Centralised exchange: The nail in the coffin of the exchange argument
For years the debate raged about when FX would embrace a model like the equity market and move on to a centralised exchange. For a time, I subscribed to this view, especially around the time I tried somewhat cheekily to buy EBS – but that’s another story.
Of course, as we all know, the market has continued to thrive in its fragmented state and technology has, for many players, made the concept of pooled liquidity a – virtual – reality. Interestingly for us anorak-wearing market watchers, the equity landscape appears to be moving to an FX-like model, rather than the other way around.
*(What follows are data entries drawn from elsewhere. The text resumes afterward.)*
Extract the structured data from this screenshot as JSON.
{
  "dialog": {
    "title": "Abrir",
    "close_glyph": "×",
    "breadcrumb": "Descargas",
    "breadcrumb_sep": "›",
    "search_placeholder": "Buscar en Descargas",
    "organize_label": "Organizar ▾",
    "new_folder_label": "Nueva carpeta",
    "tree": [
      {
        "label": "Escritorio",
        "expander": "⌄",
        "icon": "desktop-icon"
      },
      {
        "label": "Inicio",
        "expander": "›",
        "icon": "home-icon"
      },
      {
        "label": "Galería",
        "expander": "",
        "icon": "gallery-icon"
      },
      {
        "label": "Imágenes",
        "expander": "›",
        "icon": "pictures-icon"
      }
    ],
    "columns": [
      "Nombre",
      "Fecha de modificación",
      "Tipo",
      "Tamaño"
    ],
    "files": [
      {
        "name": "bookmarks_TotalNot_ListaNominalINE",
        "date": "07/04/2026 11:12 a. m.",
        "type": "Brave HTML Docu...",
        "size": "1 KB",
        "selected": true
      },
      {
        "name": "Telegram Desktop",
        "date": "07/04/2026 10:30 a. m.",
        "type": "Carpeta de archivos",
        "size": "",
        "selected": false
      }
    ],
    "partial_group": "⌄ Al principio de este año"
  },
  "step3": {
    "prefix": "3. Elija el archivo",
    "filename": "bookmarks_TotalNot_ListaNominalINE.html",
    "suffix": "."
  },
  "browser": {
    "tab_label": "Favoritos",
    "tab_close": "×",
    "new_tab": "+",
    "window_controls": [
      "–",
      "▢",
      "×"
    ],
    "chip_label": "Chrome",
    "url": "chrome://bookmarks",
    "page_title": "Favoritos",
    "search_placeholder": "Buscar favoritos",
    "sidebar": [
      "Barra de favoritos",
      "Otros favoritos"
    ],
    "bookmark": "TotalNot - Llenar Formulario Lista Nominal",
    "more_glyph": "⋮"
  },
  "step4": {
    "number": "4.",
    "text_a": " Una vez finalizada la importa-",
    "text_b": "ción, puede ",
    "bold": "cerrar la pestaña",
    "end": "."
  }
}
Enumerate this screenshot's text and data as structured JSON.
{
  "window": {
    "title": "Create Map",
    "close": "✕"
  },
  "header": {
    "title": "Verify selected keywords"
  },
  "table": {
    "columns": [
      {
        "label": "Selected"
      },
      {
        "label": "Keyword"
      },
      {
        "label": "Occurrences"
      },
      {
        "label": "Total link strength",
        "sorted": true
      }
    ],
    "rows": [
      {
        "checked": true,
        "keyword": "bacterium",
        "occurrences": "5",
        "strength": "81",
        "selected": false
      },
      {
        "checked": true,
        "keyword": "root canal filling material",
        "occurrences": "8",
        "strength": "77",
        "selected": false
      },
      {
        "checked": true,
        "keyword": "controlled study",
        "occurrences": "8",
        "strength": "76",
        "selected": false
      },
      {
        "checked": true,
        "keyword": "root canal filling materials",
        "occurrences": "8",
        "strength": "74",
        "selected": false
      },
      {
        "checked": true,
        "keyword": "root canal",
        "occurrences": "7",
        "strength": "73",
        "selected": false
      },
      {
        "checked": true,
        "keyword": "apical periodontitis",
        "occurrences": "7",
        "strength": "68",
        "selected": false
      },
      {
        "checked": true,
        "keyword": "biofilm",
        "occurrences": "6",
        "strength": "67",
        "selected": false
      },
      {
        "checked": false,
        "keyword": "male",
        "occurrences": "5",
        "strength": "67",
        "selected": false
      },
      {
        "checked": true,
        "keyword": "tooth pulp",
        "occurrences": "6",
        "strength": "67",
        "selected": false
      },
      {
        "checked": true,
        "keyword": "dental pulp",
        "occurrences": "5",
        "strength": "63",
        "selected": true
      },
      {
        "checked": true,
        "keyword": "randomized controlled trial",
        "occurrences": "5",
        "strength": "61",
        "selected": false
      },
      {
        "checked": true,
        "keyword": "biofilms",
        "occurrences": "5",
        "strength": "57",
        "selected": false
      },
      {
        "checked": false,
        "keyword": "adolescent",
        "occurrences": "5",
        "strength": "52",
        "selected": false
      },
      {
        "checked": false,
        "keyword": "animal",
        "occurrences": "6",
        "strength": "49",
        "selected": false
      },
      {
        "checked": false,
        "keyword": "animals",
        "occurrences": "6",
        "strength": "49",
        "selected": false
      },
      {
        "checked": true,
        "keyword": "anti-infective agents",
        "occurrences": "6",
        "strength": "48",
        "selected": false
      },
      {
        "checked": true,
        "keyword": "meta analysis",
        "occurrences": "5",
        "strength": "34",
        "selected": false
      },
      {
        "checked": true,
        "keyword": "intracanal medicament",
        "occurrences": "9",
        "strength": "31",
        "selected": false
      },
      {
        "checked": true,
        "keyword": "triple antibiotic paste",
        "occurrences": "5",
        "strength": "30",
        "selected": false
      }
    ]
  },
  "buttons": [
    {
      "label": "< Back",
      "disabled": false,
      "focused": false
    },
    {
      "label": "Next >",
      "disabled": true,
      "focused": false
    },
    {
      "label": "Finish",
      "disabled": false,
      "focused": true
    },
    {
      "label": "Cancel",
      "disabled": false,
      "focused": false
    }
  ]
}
In Europe, the Markets in Financial Instruments Directive (Mifid) is starting to have an impact. In the UK, the London Stock Exchange has consistently played down or even dismissed the threat of competition that this will bring, despite being forced to cut its tariffs and (supposedly) upgrade its technology. And it continues to dismiss the threat, even after the debacle of a massive system failure on Monday that resulted in the loss of almost the whole trading session.
An LSE spokesman somewhat naively pointed out to me that there was no significant increase in volume on Chi-X, a rival trading facility, because activity ceased as there was no dealing on the main exchange. For the moment this is true. But things will almost certainly change, especially once the big brokers sort out their order routing capabilities.
It wasn’t so long ago that EUR/USD trading would stop almost completely if EBS suffered an outage.